Formula Archimedes principle Buoyant Force Density Volume Gravitational acceleration
$$F_{\text A} ~=~ \class{blue}{\rho} \, \class{red}{V} \, g$$ $$F_{\text A} ~=~ \class{blue}{\rho} \, \class{red}{V} \, g$$ $$\class{blue}{\rho} ~=~ \frac{ F_{\text A} }{ g \, \class{red}{V} }$$ $$\class{red}{V} ~=~ \frac{ F_{\text A} }{ g \, \class{blue}{\rho} }$$ $$g ~=~ \frac{ F_{\text A} }{ \class{blue}{\rho} \, \class{red}{V} }$$
Buoyant Force
$$ F_{\text A} $$ Unit $$ \mathrm{N} $$ Force experienced by a body in the opposite direction to gravity when this body is immersed in a liquid (e.g. water). The body experiences a buoyancy.
Density
$$ \class{blue}{\rho} $$ Unit $$ \frac{ \mathrm{kg} }{ \mathrm{m}^3} $$ Mass density of the liquid. It tells you how heavy one cubic meter of the liquid is.

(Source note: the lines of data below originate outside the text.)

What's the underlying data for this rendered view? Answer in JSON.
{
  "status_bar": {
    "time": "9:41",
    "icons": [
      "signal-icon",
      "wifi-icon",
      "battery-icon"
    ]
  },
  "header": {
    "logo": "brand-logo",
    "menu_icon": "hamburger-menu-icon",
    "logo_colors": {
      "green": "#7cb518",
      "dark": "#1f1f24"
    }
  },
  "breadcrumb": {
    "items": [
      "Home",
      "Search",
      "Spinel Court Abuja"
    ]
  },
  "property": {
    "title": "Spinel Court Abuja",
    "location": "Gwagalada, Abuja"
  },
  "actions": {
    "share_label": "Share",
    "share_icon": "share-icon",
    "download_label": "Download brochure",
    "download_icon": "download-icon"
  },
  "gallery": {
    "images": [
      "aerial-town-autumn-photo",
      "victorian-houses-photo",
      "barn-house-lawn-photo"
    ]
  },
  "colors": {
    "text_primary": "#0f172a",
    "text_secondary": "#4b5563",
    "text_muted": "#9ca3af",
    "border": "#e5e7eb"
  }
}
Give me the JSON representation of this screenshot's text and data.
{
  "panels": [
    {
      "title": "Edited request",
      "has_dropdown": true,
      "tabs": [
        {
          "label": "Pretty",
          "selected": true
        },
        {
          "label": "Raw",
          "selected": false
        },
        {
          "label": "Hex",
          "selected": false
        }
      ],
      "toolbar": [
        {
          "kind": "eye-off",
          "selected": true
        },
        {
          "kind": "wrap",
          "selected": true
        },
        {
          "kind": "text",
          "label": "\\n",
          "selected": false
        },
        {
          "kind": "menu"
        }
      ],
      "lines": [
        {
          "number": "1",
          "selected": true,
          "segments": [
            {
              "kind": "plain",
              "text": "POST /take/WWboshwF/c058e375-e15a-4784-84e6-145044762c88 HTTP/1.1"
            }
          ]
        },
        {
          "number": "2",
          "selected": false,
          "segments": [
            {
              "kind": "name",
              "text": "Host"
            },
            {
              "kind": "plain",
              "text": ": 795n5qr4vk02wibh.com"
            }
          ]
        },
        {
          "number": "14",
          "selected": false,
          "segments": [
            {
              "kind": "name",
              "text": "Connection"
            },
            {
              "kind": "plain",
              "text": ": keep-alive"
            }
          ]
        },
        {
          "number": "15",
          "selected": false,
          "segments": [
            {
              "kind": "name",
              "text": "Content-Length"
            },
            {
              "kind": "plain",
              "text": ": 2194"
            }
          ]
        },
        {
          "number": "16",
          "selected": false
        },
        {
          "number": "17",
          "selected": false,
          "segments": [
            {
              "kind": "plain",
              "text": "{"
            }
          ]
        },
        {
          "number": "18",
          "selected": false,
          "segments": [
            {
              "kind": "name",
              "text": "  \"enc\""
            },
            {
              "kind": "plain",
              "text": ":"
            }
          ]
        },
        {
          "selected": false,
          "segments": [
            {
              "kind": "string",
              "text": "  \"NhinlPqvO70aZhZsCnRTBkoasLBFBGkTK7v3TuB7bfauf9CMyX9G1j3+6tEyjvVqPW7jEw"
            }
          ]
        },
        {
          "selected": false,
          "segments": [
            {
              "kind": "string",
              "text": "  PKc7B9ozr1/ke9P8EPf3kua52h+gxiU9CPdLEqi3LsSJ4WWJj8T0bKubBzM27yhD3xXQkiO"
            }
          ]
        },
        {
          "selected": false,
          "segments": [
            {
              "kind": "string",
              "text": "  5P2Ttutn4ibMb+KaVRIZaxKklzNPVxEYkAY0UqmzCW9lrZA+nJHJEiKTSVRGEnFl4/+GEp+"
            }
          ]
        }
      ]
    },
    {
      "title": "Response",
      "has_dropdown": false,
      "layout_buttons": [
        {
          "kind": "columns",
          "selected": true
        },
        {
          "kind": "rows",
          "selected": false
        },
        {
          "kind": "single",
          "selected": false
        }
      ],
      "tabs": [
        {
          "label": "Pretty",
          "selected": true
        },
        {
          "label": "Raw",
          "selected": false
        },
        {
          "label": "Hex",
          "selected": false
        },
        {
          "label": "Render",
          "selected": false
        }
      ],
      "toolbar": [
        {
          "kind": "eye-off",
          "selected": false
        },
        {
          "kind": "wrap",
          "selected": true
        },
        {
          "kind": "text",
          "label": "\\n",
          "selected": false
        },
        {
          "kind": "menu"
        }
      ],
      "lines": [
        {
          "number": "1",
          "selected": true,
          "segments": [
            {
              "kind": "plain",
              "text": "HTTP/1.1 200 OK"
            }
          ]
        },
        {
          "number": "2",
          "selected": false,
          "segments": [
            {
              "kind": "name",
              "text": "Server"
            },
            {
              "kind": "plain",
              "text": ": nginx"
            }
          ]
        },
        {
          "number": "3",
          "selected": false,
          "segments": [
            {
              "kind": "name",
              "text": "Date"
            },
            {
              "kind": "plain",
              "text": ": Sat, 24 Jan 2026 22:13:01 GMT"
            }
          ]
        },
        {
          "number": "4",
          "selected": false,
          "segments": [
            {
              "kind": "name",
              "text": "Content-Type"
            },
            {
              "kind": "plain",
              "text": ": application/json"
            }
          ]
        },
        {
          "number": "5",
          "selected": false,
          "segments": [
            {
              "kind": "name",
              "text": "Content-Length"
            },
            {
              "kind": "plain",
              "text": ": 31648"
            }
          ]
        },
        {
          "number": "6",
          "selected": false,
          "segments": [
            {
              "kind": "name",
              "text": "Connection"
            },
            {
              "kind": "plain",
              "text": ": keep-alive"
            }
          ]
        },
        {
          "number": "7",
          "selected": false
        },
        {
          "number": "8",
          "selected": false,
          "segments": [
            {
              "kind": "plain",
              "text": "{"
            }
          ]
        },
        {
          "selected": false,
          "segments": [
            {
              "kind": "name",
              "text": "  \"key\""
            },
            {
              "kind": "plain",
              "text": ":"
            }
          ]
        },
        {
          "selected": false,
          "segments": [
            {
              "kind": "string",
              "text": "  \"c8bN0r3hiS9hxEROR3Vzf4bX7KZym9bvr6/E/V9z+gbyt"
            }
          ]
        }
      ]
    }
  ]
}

For example, the density of water is: \( \rho ~=~ 10^{-3} \, \frac{ \text{kg} }{ \text{m}^3} \).
Volume
$$ \class{red}{V} $$ Unit $$ \mathrm{m}^3 $$ Volume of the liquid displaced by the immersed body. This is exactly the volume of the body immersed in the liquid.
Gravitational acceleration
$$ g $$ Unit $$ \frac{\mathrm{m}}{\mathrm{s}^2} $$ The gravitational acceleration is experienced by a body in the gravitational field of a planet. On the earth the gravitational acceleration is: \( g ~=~ 9.8 \, \frac{\text m}{\text{s}^2} \).